Posteriormente a la inyección, deberán trascurrir 15 días para bañar a tu mascota, sin importar el tipo de animal que sea. Tampoco es conveniente ducharlos más de una vez por mes y cuando lo haga, evite que el agua entre a los oídos, que por cierto, pueden limpiarse con hisopos de algodón o echar alcohol, siempre desde la premisa del cuidado.

Darle libertad y dejarlos vivir

A partir del tercer mes, el animal deja de a un lado la fase de mascota, o cuanto menos a vivir como tal, entonces es recomendable dejarlo caminar libre, sin ataduras, alrededor de la casa, a fin de instarlo a desarrollar inteligencia y evitar que ladre de infelicidad o tristeza, algo que igualmente podría traer repercusiones al dueño para con sus vecinos.

De igual forma, vale la enseñanza de aseo y limpieza, siempre sin el maltrato.
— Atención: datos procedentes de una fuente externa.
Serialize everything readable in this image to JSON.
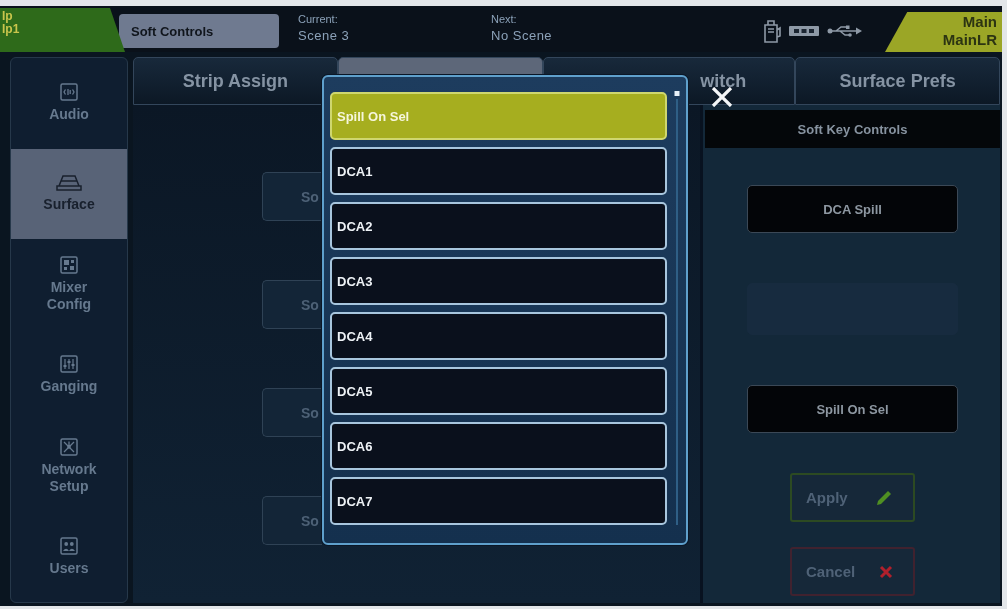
{
  "top_bar": {
    "input_badge": {
      "line_1": "Ip",
      "line_2": "Ip1"
    },
    "screen_title": "Soft Controls",
    "current": {
      "label": "Current:",
      "value": "Scene 3"
    },
    "next": {
      "label": "Next:",
      "value": "No Scene"
    },
    "output_badge": {
      "line_1": "Main",
      "line_2": "MainLR"
    }
  },
  "sidebar": {
    "items": [
      {
        "label": "Audio",
        "selected": false
      },
      {
        "label": "Surface",
        "selected": true
      },
      {
        "label": "Mixer Config",
        "selected": false
      },
      {
        "label": "Ganging",
        "selected": false
      },
      {
        "label": "Network Setup",
        "selected": false
      },
      {
        "label": "Users",
        "selected": false
      }
    ]
  },
  "tabs": [
    {
      "label": "Strip Assign",
      "selected": false
    },
    {
      "selected": true
    },
    {
      "label": "witch",
      "selected": false
    },
    {
      "label": "Surface Prefs",
      "selected": false
    }
  ],
  "soft_key_buttons": [
    "So",
    "So",
    "So",
    "So"
  ],
  "soft_key_controls": {
    "title": "Soft Key Controls",
    "keys": [
      {
        "kind": "assigned",
        "label": "DCA Spill"
      },
      {
        "kind": "empty"
      },
      {
        "kind": "assigned",
        "label": "Spill On Sel"
      }
    ],
    "actions": [
      {
        "kind": "apply",
        "label": "Apply"
      },
      {
        "kind": "cancel",
        "label": "Cancel"
      }
    ]
  },
  "dropdown": {
    "options": [
      {
        "label": "Spill On Sel",
        "selected": true
      },
      {
        "label": "DCA1",
        "selected": false
      },
      {
        "label": "DCA2",
        "selected": false
      },
      {
        "label": "DCA3",
        "selected": false
      },
      {
        "label": "DCA4",
        "selected": false
      },
      {
        "label": "DCA5",
        "selected": false
      },
      {
        "label": "DCA6",
        "selected": false
      },
      {
        "label": "DCA7",
        "selected": false
      }
    ]
  }
}
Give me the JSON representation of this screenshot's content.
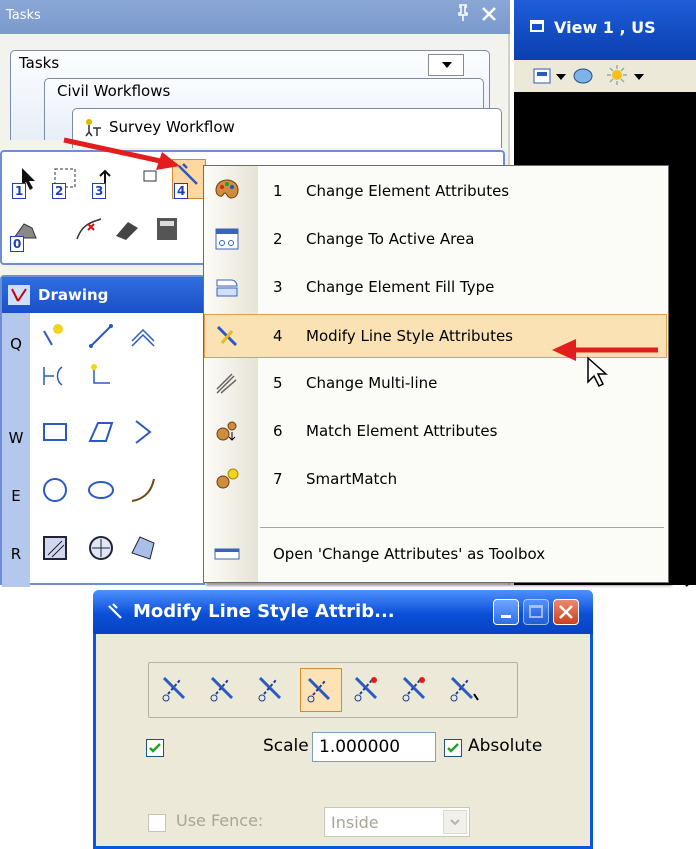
{
  "tasks_panel": {
    "title": "Tasks",
    "pin_glyph": "ᵖ",
    "close_glyph": "✕",
    "tabs": [
      "Tasks",
      "Civil Workflows",
      "Survey Workflow"
    ],
    "tool_numbers": [
      "1",
      "2",
      "3",
      "4",
      "0"
    ],
    "drawing_header": "Drawing",
    "row_labels": [
      "Q",
      "W",
      "E",
      "R"
    ]
  },
  "view_window": {
    "title": "View 1 , US"
  },
  "context_menu": {
    "items": [
      {
        "num": "1",
        "label": "Change Element Attributes",
        "icon": "palette-icon"
      },
      {
        "num": "2",
        "label": "Change To Active Area",
        "icon": "active-area-icon"
      },
      {
        "num": "3",
        "label": "Change Element Fill Type",
        "icon": "fill-type-icon"
      },
      {
        "num": "4",
        "label": "Modify Line Style Attributes",
        "icon": "line-style-icon",
        "highlighted": true
      },
      {
        "num": "5",
        "label": "Change Multi-line",
        "icon": "multiline-icon"
      },
      {
        "num": "6",
        "label": "Match Element Attributes",
        "icon": "match-attributes-icon"
      },
      {
        "num": "7",
        "label": "SmartMatch",
        "icon": "smartmatch-icon"
      }
    ],
    "footer_label": "Open 'Change Attributes' as Toolbox"
  },
  "dialog": {
    "title": "Modify Line Style Attrib...",
    "scale_label": "Scale",
    "scale_value": "1.000000",
    "absolute_label": "Absolute",
    "absolute_checked": true,
    "left_checked": true,
    "use_fence_label": "Use Fence:",
    "fence_mode": "Inside"
  },
  "colors": {
    "xp_blue": "#0a55e3",
    "menu_highlight": "#fbe2b4",
    "arrow_red": "#e31d1d",
    "panel_bg": "#ece9d8"
  }
}
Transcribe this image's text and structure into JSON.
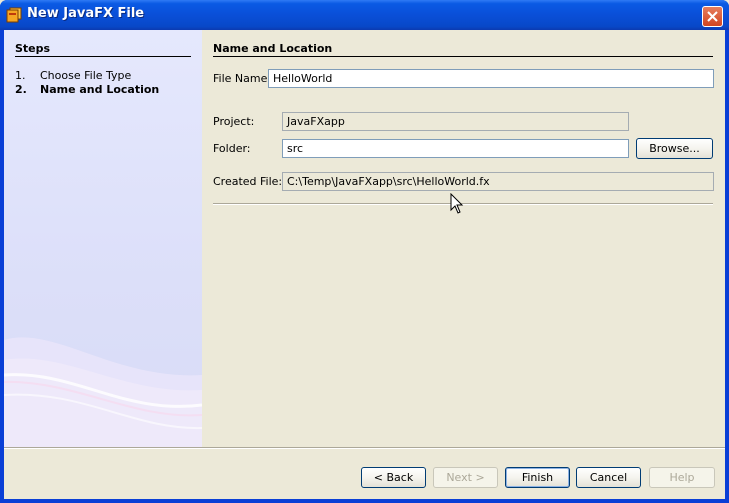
{
  "window": {
    "title": "New JavaFX File"
  },
  "steps": {
    "heading": "Steps",
    "items": [
      {
        "num": "1.",
        "label": "Choose File Type"
      },
      {
        "num": "2.",
        "label": "Name and Location"
      }
    ]
  },
  "panel": {
    "heading": "Name and Location",
    "file_name_label": "File Name:",
    "file_name_value": "HelloWorld",
    "project_label": "Project:",
    "project_value": "JavaFXapp",
    "folder_label": "Folder:",
    "folder_value": "src",
    "browse_label": "Browse...",
    "created_file_label": "Created File:",
    "created_file_value": "C:\\Temp\\JavaFXapp\\src\\HelloWorld.fx"
  },
  "buttons": {
    "back": "< Back",
    "next": "Next >",
    "finish": "Finish",
    "cancel": "Cancel",
    "help": "Help"
  },
  "colors": {
    "titlebar": "#0a4fd8",
    "dialog_bg": "#ece9d8",
    "steps_bg": "#dcdff9"
  }
}
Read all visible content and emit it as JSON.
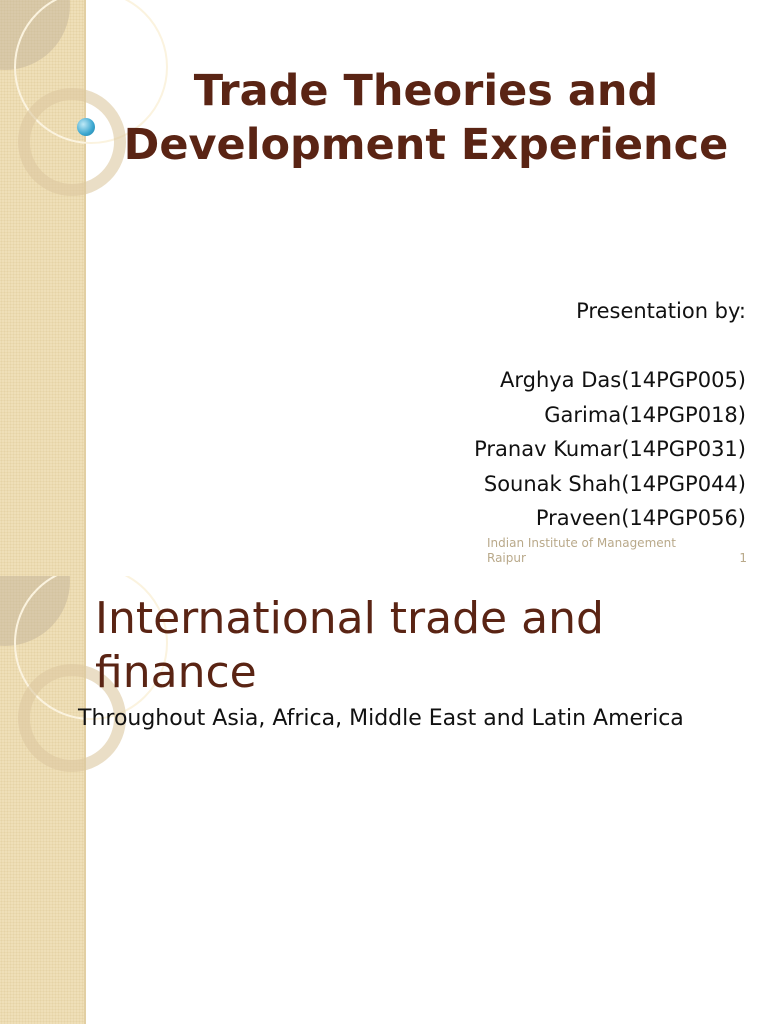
{
  "slide1": {
    "title_line1": "Trade Theories and",
    "title_line2": "Development Experience",
    "presentation_by": "Presentation by:",
    "presenters": [
      "Arghya Das(14PGP005)",
      "Garima(14PGP018)",
      "Pranav Kumar(14PGP031)",
      "Sounak Shah(14PGP044)",
      "Praveen(14PGP056)"
    ],
    "footer_line1": "Indian Institute of Management",
    "footer_line2": "Raipur",
    "slide_number": "1"
  },
  "slide2": {
    "title_line1": "International trade and",
    "title_line2": "finance",
    "subtitle": "Throughout Asia, Africa, Middle East and Latin America"
  },
  "colors": {
    "title": "#5a2414",
    "sidebar": "#efdfb8",
    "footer": "#b9a98a"
  }
}
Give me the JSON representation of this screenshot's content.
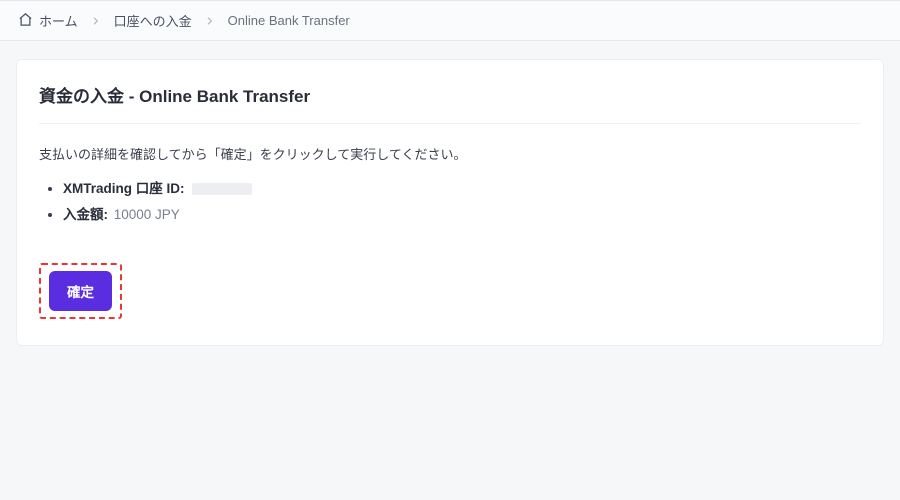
{
  "breadcrumb": {
    "home": "ホーム",
    "deposit": "口座への入金",
    "current": "Online Bank Transfer"
  },
  "card": {
    "title": "資金の入金 - Online Bank Transfer",
    "instruction": "支払いの詳細を確認してから「確定」をクリックして実行してください。",
    "account_label": "XMTrading 口座 ID:",
    "account_value": "",
    "amount_label": "入金額:",
    "amount_value": "10000 JPY",
    "confirm_label": "確定"
  },
  "colors": {
    "accent": "#5b2de0",
    "callout_border": "#e53935"
  }
}
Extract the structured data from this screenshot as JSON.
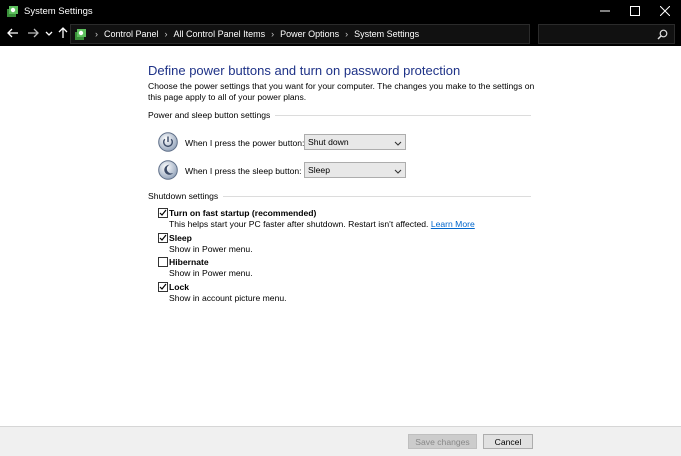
{
  "window": {
    "title": "System Settings",
    "app_icon": "control-panel-icon",
    "controls": [
      "minimize-icon",
      "maximize-icon",
      "close-icon"
    ]
  },
  "nav": {
    "back_icon": "back-arrow-icon",
    "forward_icon": "forward-arrow-icon",
    "recent_icon": "chevron-down-icon",
    "up_icon": "up-arrow-icon"
  },
  "address": {
    "breadcrumbs": [
      "Control Panel",
      "All Control Panel Items",
      "Power Options",
      "System Settings"
    ],
    "location_icon": "control-panel-icon",
    "dropdown_icon": "chevron-down-icon",
    "refresh_icon": "refresh-icon"
  },
  "search": {
    "value": "",
    "icon": "search-icon"
  },
  "content": {
    "heading": "Define power buttons and turn on password protection",
    "description": "Choose the power settings that you want for your computer. The changes you make to the settings on this page apply to all of your power plans.",
    "power_section": {
      "label": "Power and sleep button settings",
      "power_button": {
        "label": "When I press the power button:",
        "value": "Shut down",
        "icon": "power-button-icon"
      },
      "sleep_button": {
        "label": "When I press the sleep button:",
        "value": "Sleep",
        "icon": "sleep-moon-icon"
      }
    },
    "shutdown_section": {
      "label": "Shutdown settings",
      "options": [
        {
          "title": "Turn on fast startup (recommended)",
          "desc": "This helps start your PC faster after shutdown. Restart isn't affected.",
          "link": "Learn More",
          "checked": true
        },
        {
          "title": "Sleep",
          "desc": "Show in Power menu.",
          "checked": true
        },
        {
          "title": "Hibernate",
          "desc": "Show in Power menu.",
          "checked": false
        },
        {
          "title": "Lock",
          "desc": "Show in account picture menu.",
          "checked": true
        }
      ]
    }
  },
  "footer": {
    "save_label": "Save changes",
    "cancel_label": "Cancel"
  },
  "colors": {
    "heading": "#1e3287",
    "link": "#0066cc",
    "titlebar": "#000000"
  }
}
Es clave ser constante, y enseñarle día a día, hora a hora, los modales, tal como a un bebé o niño.

En cuanto a la alimentación en los primeros años y pasados estos, nada como buscar en el mercado la comida especializada. Encontrarás diversas mezclas y marcas para escoger, siempre, teniendo la opción, de consultar con el veterinario. Si tú mismo decides cocinar, evita huesos largos de pollo, pasta, harinas genéricas y dulces.

Imposible despedir este reportaje sin invitar a la concienciación, recordando que más que nuestras mascotas, son nuestra familia; en consecuencia, no se admite ningún tipo de agresión, sino por el contrario, es muy válida su educación.